Strong Typing for Security

I got into a mild argument about static vs. dynamic typing. I recognize that static typing can be verbose to the point of being repetitious. Take Java generics for example:

List<String> astr = new ArrayList<String>();

There really isn’t a great reason why the compiler can’t infer the type of the variable on the right hand side of the assignment. C# already implements type inference for this case, and C++ is adding it. ML and Haskell are strongly typed and have practiced type-inference since their inception. So we should actually dismiss the verbosity objection to static typing right now, because it’s an artifact of implementation that the more popular languages, C++ and Java, represent really poor examples of what could otherwise be a really good thing.

In my opinion, a static typing system is actually a proof system over your code. We shouldn’t complain about having compiler errors, rather we should rejoice that the compiler is able to automatically detect cases where we were ambiguous or tried to do something ill-defined. We should try to write our code so that the compiler can tell us when we make a mistake. Really, we want to express as many constraints as possible, so that the machine can do more checking and we end up with less buggy code. Statically typing all our variables and expressing systematic constraints is an effort that pays off in spades for large code bases.

But couldn’t we all just use the more flexible dynamic typing languages, and catch the bugs with testing? In my opinion, no. Testing should be done anyway, but it isn’t enough to prove the absence of a bug. Only a proof checker, such as a static typing system, can come close to doing that. I think I can really drive this point home by examining web applications.

The Problem

Web applications are really glorified string processors. HTML requests come in as strings, and web pages are emitted as strings. JavaScript processes more strings in the page layout, potentially requesting even more information from the server in response to user-generated events. Forums, Social Networking, and other participatory applications allow for user generated content. This widespread and popular practice actually leaves our glorified string parser (web app) at risk: for, if we are not careful, a malicious user can supply a string which, if it appears in the ‘wrong’ context, might be interpreted as legitimate JavaScript code by the application. That is, malicious users can execute arbitrary code, with the full rights and privileges as the application itself. This vulnerability is known as Cross-Site Scripting (XSS).

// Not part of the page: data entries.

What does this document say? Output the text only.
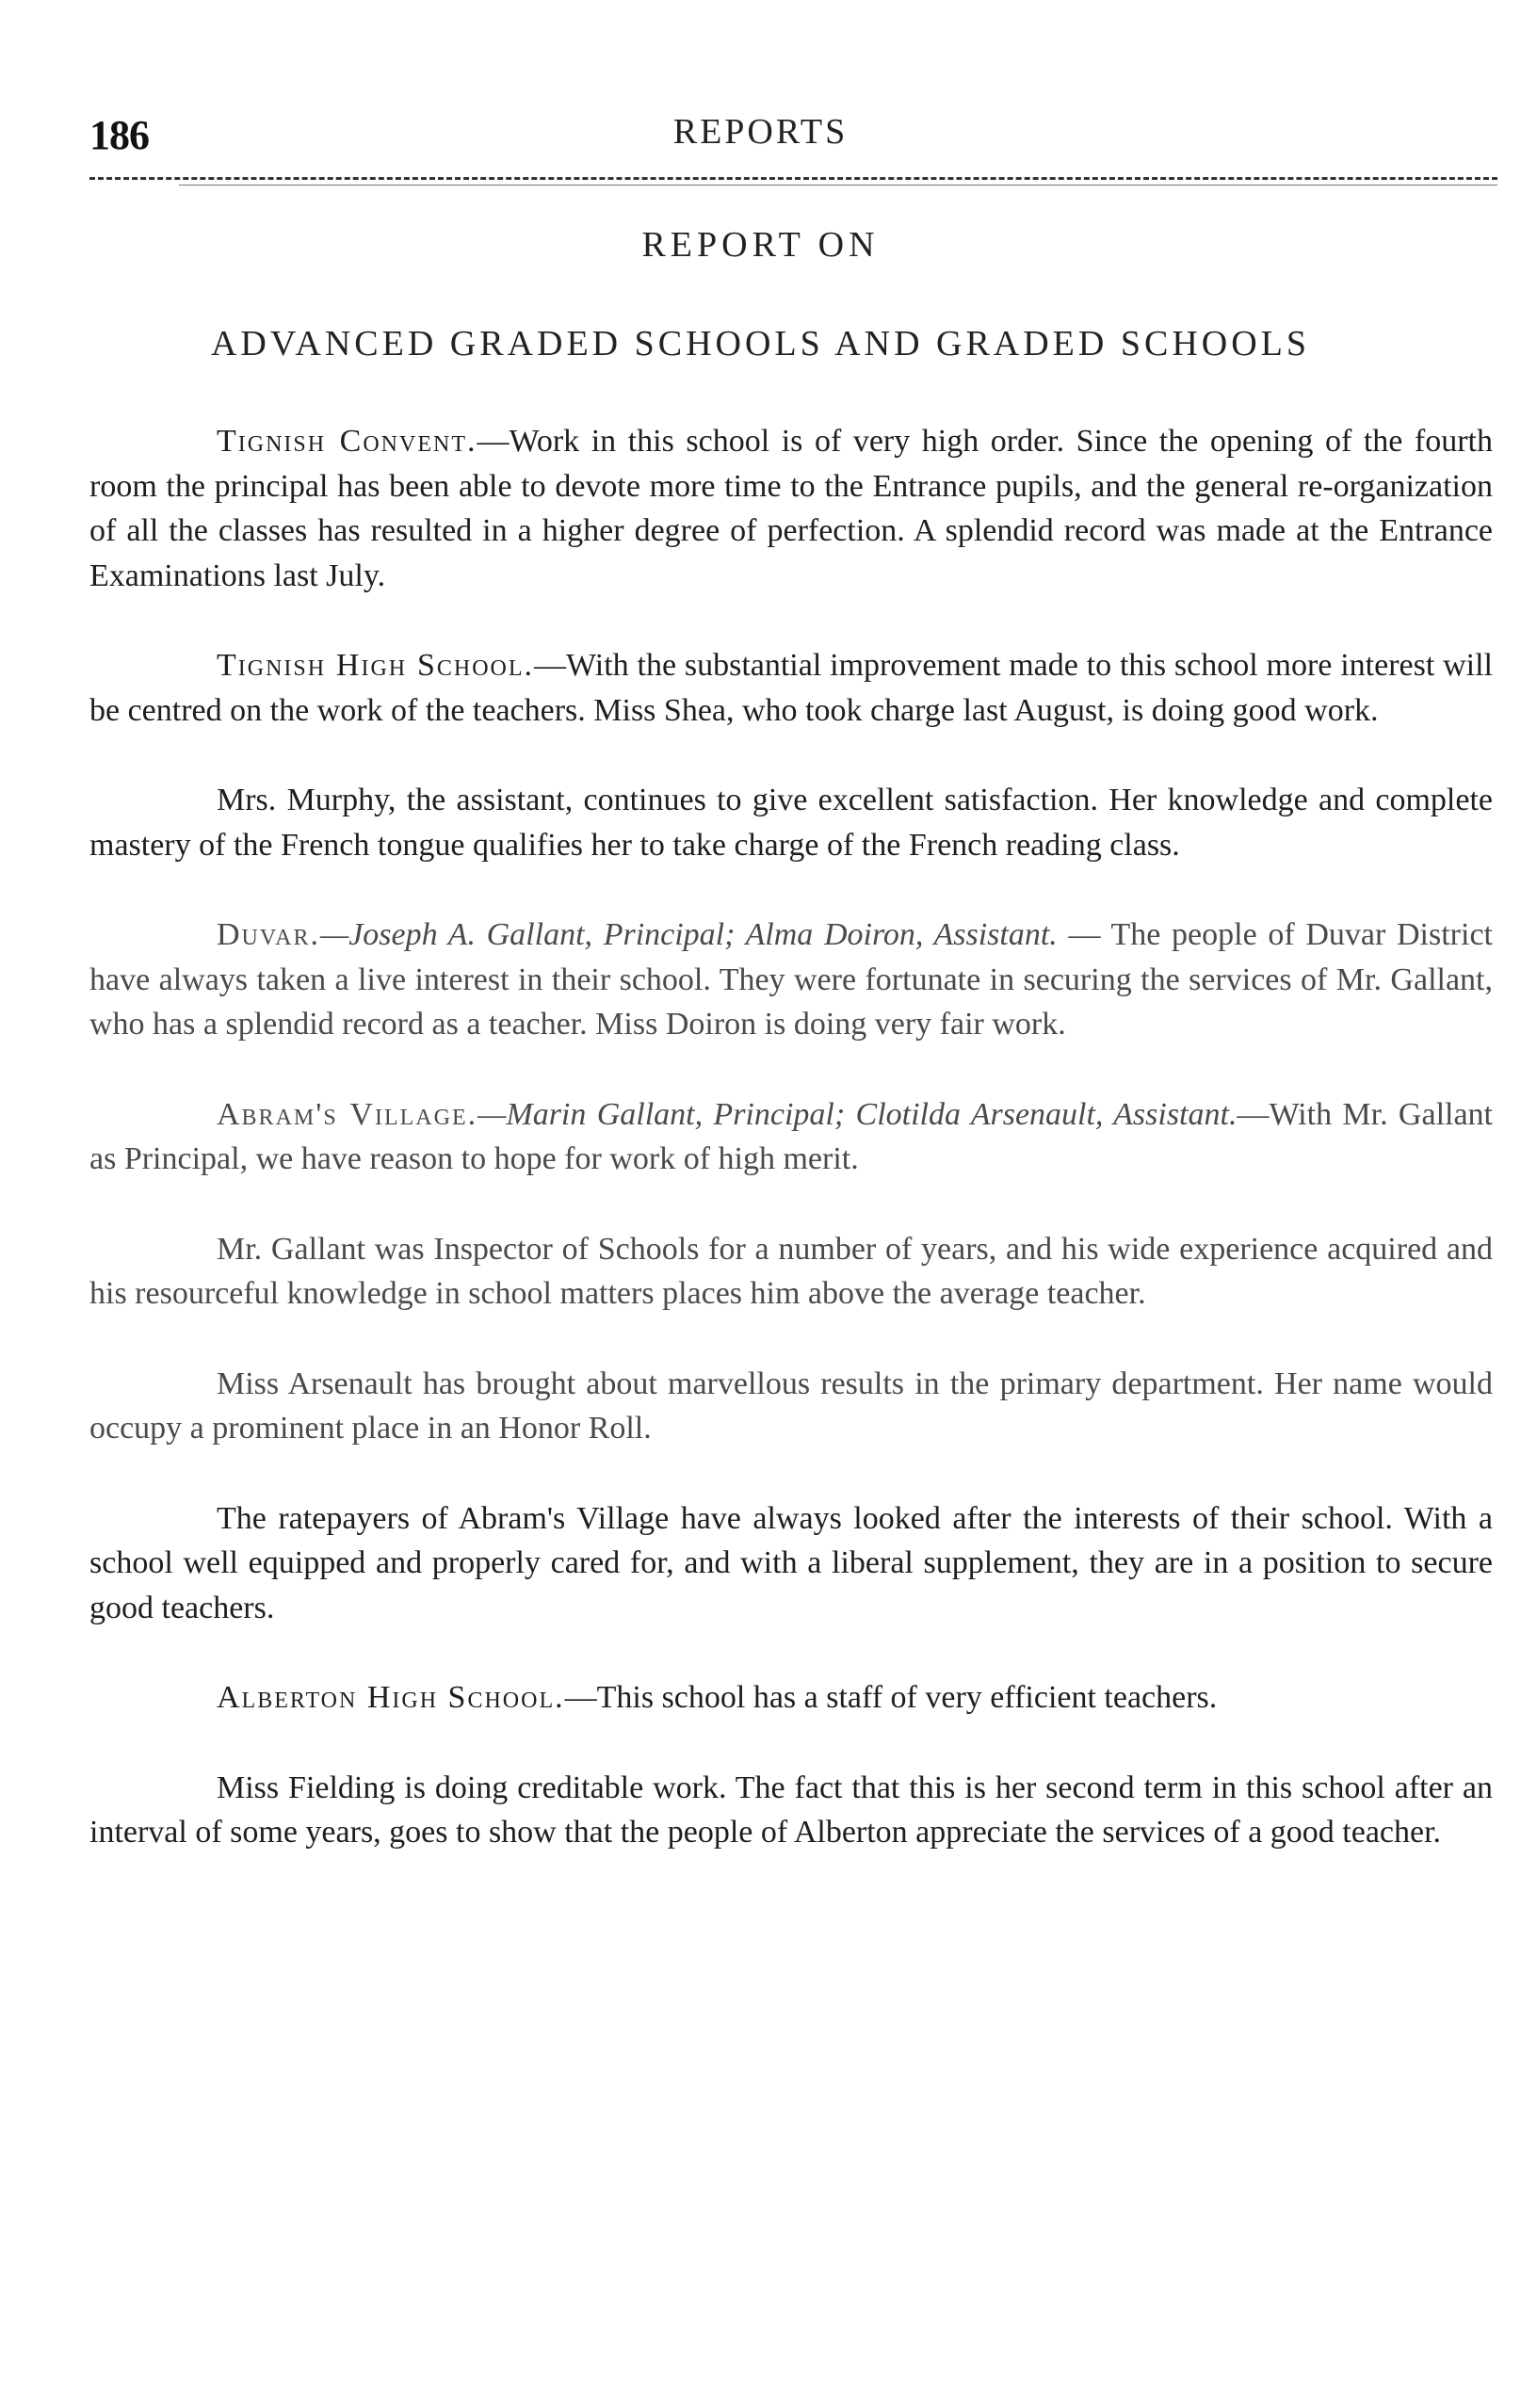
186	REPORTS
REPORT ON
ADVANCED GRADED SCHOOLS AND GRADED SCHOOLS

Tignish Convent.—Work in this school is of very high order. Since the opening of the fourth room the principal has been able to devote more time to the Entrance pupils, and the general re-organization of all the classes has resulted in a higher degree of perfection. A splendid record was made at the Entrance Examinations last July.

Tignish High School.—With the substantial improvement made to this school more interest will be centred on the work of the teachers. Miss Shea, who took charge last August, is doing good work.

Mrs. Murphy, the assistant, continues to give excellent satisfaction. Her knowledge and complete mastery of the French tongue qualifies her to take charge of the French reading class.

Duvar.—Joseph A. Gallant, Principal; Alma Doiron, Assistant. — The people of Duvar District have always taken a live interest in their school. They were fortunate in securing the services of Mr. Gallant, who has a splendid record as a teacher. Miss Doiron is doing very fair work.

Abram's Village.—Marin Gallant, Principal; Clotilda Arsenault, Assistant.—With Mr. Gallant as Principal, we have reason to hope for work of high merit.

Mr. Gallant was Inspector of Schools for a number of years, and his wide experience acquired and his resourceful knowledge in school matters places him above the average teacher.

Miss Arsenault has brought about marvellous results in the primary department. Her name would occupy a prominent place in an Honor Roll.

The ratepayers of Abram's Village have always looked after the interests of their school. With a school well equipped and properly cared for, and with a liberal supplement, they are in a position to secure good teachers.

Alberton High School.—This school has a staff of very efficient teachers.

Miss Fielding is doing creditable work. The fact that this is her second term in this school after an interval of some years, goes to show that the people of Alberton appreciate the services of a good teacher.
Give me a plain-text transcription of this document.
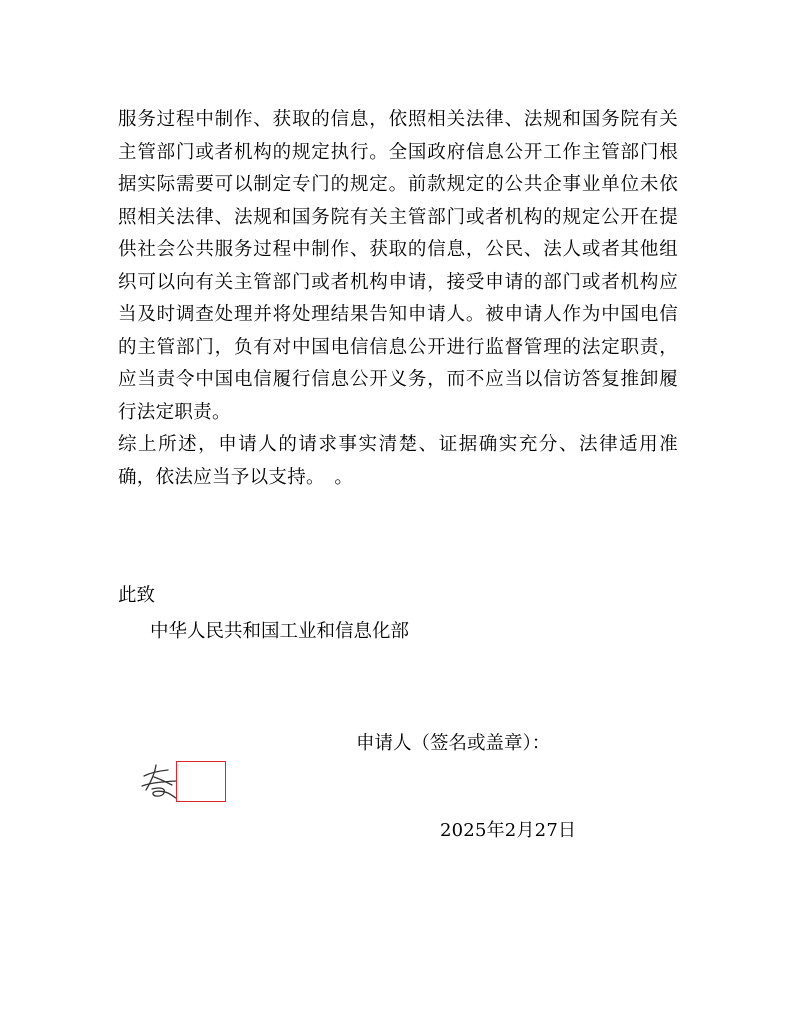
服务过程中制作、获取的信息，依照相关法律、法规和国务院有关主管部门或者机构的规定执行。全国政府信息公开工作主管部门根据实际需要可以制定专门的规定。前款规定的公共企事业单位未依照相关法律、法规和国务院有关主管部门或者机构的规定公开在提供社会公共服务过程中制作、获取的信息，公民、法人或者其他组织可以向有关主管部门或者机构申请，接受申请的部门或者机构应当及时调查处理并将处理结果告知申请人。被申请人作为中国电信的主管部门，负有对中国电信信息公开进行监督管理的法定职责，应当责令中国电信履行信息公开义务，而不应当以信访答复推卸履行法定职责。

综上所述，申请人的请求事实清楚、证据确实充分、法律适用准确，依法应当予以支持。　。

此致
中华人民共和国工业和信息化部
申请人（签名或盖章）：
2025年2月27日
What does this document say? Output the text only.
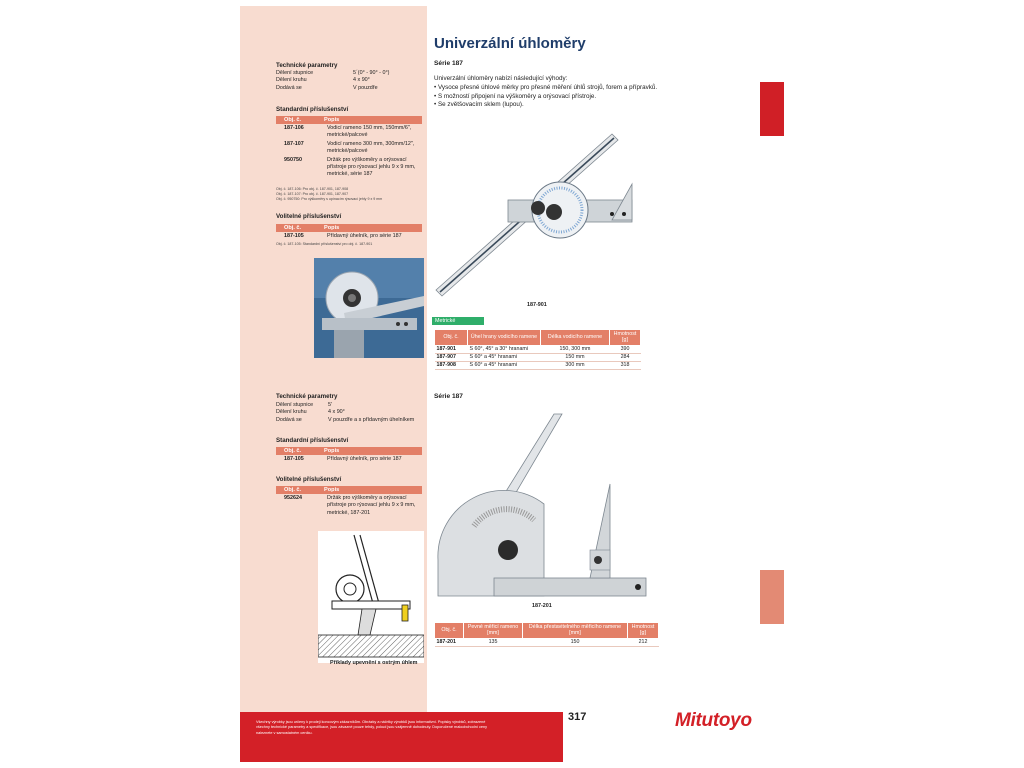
Technické parametry
Dělení stupnice	5´(0° - 90° - 0°)
Dělení kruhu	4 x 90°
Dodává se	V pouzdře
Standardní příslušenství
Obj. č.	Popis
187-106	Vodicí rameno 150 mm, 150mm/6",
metrické/palcové
187-107	Vodicí rameno 300 mm, 300mm/12",
metrické/palcové
950750	Držák pro výškoměry a orýsovací
přístroje pro rýsovací jehlu 9 x 9 mm,
metrické, série 187
Obj. č. 187-106: Pro obj. č. 187-901, 187-908
Obj. č. 187-107: Pro obj. č. 187-901, 187-907
Obj. č. 950750: Pro výškoměry s upínacím rýsovací jehly 9 x 9 mm
Volitelné příslušenství
Obj. č.	Popis
187-105	Přídavný úhelník, pro série 187
Obj. č. 187-105: Standardní příslušenství pro obj. č. 187-901
Technické parametry
Dělení stupnice	5'
Dělení kruhu	4 x 90°
Dodává se	V pouzdře a s přídavným úhelníkem
Standardní příslušenství
Obj. č.	Popis
187-105	Přídavný úhelník, pro série 187
Volitelné příslušenství
Obj. č.	Popis
952624	Držák pro výškoměry a orýsovací
přístroje pro rýsovací jehlu 9 x 9 mm,
metrické, 187-201
Příklady upevnění s ostrým úhlem
Univerzální úhloměry
Série 187
Univerzální úhloměry nabízí následující výhody:
• Vysoce přesné úhlové měrky pro přesné měření úhlů strojů, forem a přípravků.
• S možností připojení na výškoměry a orýsovací přístroje.
• Se zvětšovacím sklem (lupou).
187-901
Metrické
Obj. č.	Úhel hrany vodicího ramene	Délka vodicího ramene	Hmotnost [g]
187-901	S 60°, 45° a 30° hranami	150, 300 mm	390
187-907	S 60° a 45° hranami	150 mm	284
187-908	S 60° a 45° hranami	300 mm	318
Série 187
187-201
Obj. č.	Pevné měřicí rameno [mm]	Délka přestavitelného měřicího ramene [mm]	Hmotnost [g]
187-201	135	150	212
Všechny výrobky jsou určeny k prodeji koncovým zákazníkům. Obrázky a náčrtky výrobků jsou informativní. Popisky výrobků, zobrazené
všechny technické parametry a specifikace, jsou závazné pouze tehdy, pokud jsou vzájemně dohodnuty. Doporučené maloobchodní ceny
naleznete v samostatném ceníku.
317	Mitutoyo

So, we find ourselves writing a string processor which must deal with strings of various encodings, special characters, and escape conventions. Namely, HTML, JavaScript, XML, CSS, URL. If one of these strings (even from our own database) manages to arrive in a context without first going through a filter to sanitize it, then our application has a security vulnerability. Do you think that it’s possible to write test cases (or even auto-generate them) given all the code paths, all the different sources (user, cookie, url, database, etc) and all the contexts in which a string might appear. In my opinion, the exponential complexity makes testing an infeasible approach. What we really need, then, is a proof system to verify that no strings end up in the wrong context.

Static Typing to the Rescue

If we are willing to go back to our application and examine it in detail, we find that we should really be treating each of the above strings as different types. HtmlString should be a different type from JSString, which are again both different from UrlString. Simply expressing each context as a different type enables our static typing system to verify that we never use the wrong kind of string in the wrong context. We can also provide explicit conversion functions, which provide the proper escaping and sanitization when moving from one context to another.

void addToDocument(HtmlString hStr);
HtmlString fromURL(UrlString uStr);
UnsafeString HttpRequest(UrlString uStr);

Language Support

What’s most unfortunate about this approach is that neither C++ nor Java provide us with an easy way to distinguish two strings. We certainly don’t want to use C’s typedef, because that enables automatic coercion between the different kinds of string, which defeats the point. So, we’re forced into creating a separate class for each of these strings, including implementing all the operators that make for convenient string manipulation. I’d really love a language that would allow me to extend my existing string type without fully re-implementing everything, yet still be able to treat the extension as a completely different type.

Conclusion

Essentially we’re using the static typing as a proof system to constrain our programming practices. The static type verification provides a proof that we never use a string in the wrong context. In my opinion, this coding technique is of enormous benefit, and represents a use-case that dynamic typing + unit testing simply cannot approach.

The real trick is recognizing that two strings aren’t necessarily the same type.

Just for reference, I did not come up with this example myself.
Joel Spolsky advocates using Hungarian notation, which I think is too weak for solving security vulnerabilities.
Tom Moertel provides an inplementation of this approach in Haskell.